Question

Sugar packaged by a certain machine has a mean weight of 5 lb and a standard deviation of 0.03 lb. For what values of c can the manufacturer of the machinery claim that the sugar packaged by this machine has a weight between 5 − c and 5 + c lb with probability at least 91%?

Answer 1

That would depend on how the weights are distributed.
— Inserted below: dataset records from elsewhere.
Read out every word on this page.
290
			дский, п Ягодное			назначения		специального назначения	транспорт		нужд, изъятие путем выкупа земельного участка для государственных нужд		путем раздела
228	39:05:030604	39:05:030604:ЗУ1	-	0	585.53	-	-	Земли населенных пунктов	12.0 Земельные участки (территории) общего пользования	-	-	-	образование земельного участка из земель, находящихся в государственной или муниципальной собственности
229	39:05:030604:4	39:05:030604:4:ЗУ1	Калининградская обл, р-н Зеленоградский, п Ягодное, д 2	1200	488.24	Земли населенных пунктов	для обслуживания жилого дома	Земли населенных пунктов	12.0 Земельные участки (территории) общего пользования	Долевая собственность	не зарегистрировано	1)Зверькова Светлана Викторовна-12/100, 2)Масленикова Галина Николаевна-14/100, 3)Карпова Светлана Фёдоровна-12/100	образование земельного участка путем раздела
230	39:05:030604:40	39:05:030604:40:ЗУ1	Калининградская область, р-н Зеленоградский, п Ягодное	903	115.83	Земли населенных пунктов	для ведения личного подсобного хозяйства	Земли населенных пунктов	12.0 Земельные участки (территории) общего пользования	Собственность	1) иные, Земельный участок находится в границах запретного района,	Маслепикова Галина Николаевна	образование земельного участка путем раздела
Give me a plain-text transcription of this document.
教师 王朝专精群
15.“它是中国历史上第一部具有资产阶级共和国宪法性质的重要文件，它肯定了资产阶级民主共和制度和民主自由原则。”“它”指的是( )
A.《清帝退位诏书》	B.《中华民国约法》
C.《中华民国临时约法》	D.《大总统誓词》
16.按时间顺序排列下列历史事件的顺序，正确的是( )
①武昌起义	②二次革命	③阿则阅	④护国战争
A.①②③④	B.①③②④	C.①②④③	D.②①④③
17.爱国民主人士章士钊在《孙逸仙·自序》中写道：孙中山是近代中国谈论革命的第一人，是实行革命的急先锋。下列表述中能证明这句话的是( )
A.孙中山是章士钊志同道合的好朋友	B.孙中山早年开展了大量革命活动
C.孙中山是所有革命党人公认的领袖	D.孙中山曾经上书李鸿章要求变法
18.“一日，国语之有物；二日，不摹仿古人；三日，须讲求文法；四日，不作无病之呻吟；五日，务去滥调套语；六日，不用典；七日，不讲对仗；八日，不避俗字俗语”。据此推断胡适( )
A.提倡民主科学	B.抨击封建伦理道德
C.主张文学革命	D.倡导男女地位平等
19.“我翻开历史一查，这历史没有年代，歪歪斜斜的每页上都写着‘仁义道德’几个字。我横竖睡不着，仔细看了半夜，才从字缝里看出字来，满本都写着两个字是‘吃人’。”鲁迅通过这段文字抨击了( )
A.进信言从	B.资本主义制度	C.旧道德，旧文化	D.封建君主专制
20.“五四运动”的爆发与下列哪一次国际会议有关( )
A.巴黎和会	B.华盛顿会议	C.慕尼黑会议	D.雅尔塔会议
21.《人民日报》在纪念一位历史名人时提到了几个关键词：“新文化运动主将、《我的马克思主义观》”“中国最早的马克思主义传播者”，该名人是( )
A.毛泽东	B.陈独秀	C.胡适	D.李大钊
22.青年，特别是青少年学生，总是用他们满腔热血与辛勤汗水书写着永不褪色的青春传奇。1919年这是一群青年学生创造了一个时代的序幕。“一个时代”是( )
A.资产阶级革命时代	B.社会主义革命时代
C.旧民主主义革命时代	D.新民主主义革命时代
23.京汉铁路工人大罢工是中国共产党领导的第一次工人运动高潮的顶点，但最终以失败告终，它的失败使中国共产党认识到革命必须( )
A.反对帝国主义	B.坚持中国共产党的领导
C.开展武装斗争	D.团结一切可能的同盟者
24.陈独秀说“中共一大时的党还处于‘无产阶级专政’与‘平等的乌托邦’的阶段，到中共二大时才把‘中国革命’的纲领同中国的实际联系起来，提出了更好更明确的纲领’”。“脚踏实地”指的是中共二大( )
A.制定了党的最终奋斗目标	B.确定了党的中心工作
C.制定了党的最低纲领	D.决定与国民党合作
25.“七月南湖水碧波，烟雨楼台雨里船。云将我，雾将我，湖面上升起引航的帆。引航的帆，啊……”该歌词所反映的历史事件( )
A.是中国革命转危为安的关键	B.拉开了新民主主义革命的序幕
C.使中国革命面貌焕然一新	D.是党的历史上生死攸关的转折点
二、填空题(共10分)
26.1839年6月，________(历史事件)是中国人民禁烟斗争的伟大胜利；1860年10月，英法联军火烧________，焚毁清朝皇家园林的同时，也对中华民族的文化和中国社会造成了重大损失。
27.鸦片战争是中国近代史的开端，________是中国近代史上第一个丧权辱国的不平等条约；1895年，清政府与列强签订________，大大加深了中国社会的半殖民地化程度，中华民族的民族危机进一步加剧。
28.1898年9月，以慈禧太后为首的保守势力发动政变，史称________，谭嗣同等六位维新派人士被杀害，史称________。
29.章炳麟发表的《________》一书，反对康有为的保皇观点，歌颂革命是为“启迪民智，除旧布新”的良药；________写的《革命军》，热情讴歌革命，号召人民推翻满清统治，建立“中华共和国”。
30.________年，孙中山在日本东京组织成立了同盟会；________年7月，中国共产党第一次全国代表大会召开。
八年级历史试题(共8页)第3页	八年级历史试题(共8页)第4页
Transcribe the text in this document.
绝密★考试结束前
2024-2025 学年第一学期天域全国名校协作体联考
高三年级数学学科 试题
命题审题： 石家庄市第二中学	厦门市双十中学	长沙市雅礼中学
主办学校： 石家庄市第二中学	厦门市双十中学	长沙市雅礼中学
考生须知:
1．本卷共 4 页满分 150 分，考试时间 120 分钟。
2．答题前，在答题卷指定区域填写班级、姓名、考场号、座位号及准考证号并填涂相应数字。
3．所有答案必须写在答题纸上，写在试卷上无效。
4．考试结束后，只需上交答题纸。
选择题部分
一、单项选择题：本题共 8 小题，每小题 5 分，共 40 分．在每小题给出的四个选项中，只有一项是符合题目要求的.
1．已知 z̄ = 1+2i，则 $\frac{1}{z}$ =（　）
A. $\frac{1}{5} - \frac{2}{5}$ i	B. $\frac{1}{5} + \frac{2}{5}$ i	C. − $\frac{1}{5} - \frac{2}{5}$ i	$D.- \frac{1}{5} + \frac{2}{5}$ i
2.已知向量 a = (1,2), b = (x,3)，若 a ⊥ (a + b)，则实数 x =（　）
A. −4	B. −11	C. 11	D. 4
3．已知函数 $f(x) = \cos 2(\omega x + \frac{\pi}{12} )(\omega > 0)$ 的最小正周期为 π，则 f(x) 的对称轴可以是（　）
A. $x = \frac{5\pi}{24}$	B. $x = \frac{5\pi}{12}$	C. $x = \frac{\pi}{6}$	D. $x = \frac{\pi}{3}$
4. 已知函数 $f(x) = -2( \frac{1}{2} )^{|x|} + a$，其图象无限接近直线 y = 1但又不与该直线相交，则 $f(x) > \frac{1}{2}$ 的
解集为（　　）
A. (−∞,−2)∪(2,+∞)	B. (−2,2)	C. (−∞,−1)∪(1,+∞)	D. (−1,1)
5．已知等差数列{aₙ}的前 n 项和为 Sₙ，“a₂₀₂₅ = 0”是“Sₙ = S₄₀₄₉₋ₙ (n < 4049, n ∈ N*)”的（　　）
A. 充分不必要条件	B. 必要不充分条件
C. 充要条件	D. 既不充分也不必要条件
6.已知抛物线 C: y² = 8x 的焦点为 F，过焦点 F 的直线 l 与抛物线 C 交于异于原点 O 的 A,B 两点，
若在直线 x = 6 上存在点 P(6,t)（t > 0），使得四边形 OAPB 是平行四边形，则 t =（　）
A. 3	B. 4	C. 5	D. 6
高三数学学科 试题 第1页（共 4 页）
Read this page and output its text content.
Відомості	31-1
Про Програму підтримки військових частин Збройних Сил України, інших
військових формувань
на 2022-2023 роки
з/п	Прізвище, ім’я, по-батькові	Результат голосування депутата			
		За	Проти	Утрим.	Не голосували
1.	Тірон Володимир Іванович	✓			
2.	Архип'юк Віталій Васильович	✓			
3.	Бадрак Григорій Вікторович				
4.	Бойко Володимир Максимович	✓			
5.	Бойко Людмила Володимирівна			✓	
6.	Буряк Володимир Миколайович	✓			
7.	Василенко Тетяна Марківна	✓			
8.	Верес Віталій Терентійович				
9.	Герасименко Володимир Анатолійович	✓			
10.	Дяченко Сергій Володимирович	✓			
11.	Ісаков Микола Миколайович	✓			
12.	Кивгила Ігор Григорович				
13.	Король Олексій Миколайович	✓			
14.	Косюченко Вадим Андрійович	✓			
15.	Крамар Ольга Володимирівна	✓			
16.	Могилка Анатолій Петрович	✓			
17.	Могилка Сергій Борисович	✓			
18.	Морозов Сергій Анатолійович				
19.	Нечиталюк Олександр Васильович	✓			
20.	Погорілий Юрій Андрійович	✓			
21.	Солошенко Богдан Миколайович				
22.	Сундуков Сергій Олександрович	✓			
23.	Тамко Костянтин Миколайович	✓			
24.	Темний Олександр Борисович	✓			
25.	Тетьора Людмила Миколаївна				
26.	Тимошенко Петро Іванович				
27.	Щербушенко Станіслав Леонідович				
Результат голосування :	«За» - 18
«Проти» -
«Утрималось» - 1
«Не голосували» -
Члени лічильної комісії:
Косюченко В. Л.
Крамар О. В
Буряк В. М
Can we assume normal?

Answer 2

@SithsAndGiggles I think so, nothing else is said for this problem

Answer 3

Okay, you are asked to find \(c\) such that, if \(W\) denotes the weight of a package of sugar,
\[P(5-c<W<5+c)\le0.91\]
Since \(W\) is normally distributed, transform it into a *standard* normally distributed variable, \(Z\), using the formula:
\[Z=\frac{W-\mu}{\sigma}~~\iff~~W=Z\sigma+\mu\]
where \(\mu\) and \(\sigma\) are the mean and std. deviation of \(W\)'s distribution.
\[P(5-c<0.03Z+5<5+c)\le0.91\\
P\left(-\frac{c}{0.03}<Z<\frac{c}{0.03}\right)\le0.91\\
P\left(-\frac{c}{0.03}<Z<\frac{c}{0.03}\right)\le0.91\]
Due to the symmetry of the normal curve, you can write this as
\[\begin{align*}P\left(0<Z<\frac{c}{0.03}\right)&\le0.455\\
P\left(Z<\frac{c}{0.03}\right)-P(Z<0)&\le0.455\\
P\left(Z<\frac{c}{0.03}\right)-0.5&\le0.455\\
P\left(Z<\frac{c}{0.03}\right)&\le0.955
\end{align*}\]
Referring to a \(z\)-table, you get a corresponding \(z\)-value of 1.70
( http://facstaff.unca.edu/dohse/Stat225/Images/Table-z.JPG )

In other words,
\[P\left(Z<\frac{c}{0.03}\right)\le0.955~~\iff~~P\left(Z<1.70\right)\le0.955\]
which means \(1.7=\dfrac{c}{0.03}~~\Rightarrow~~c=0.051\)

Answer 4

Thank you SO much for showing me the steps for this! :)

Answer 5

You're welcome!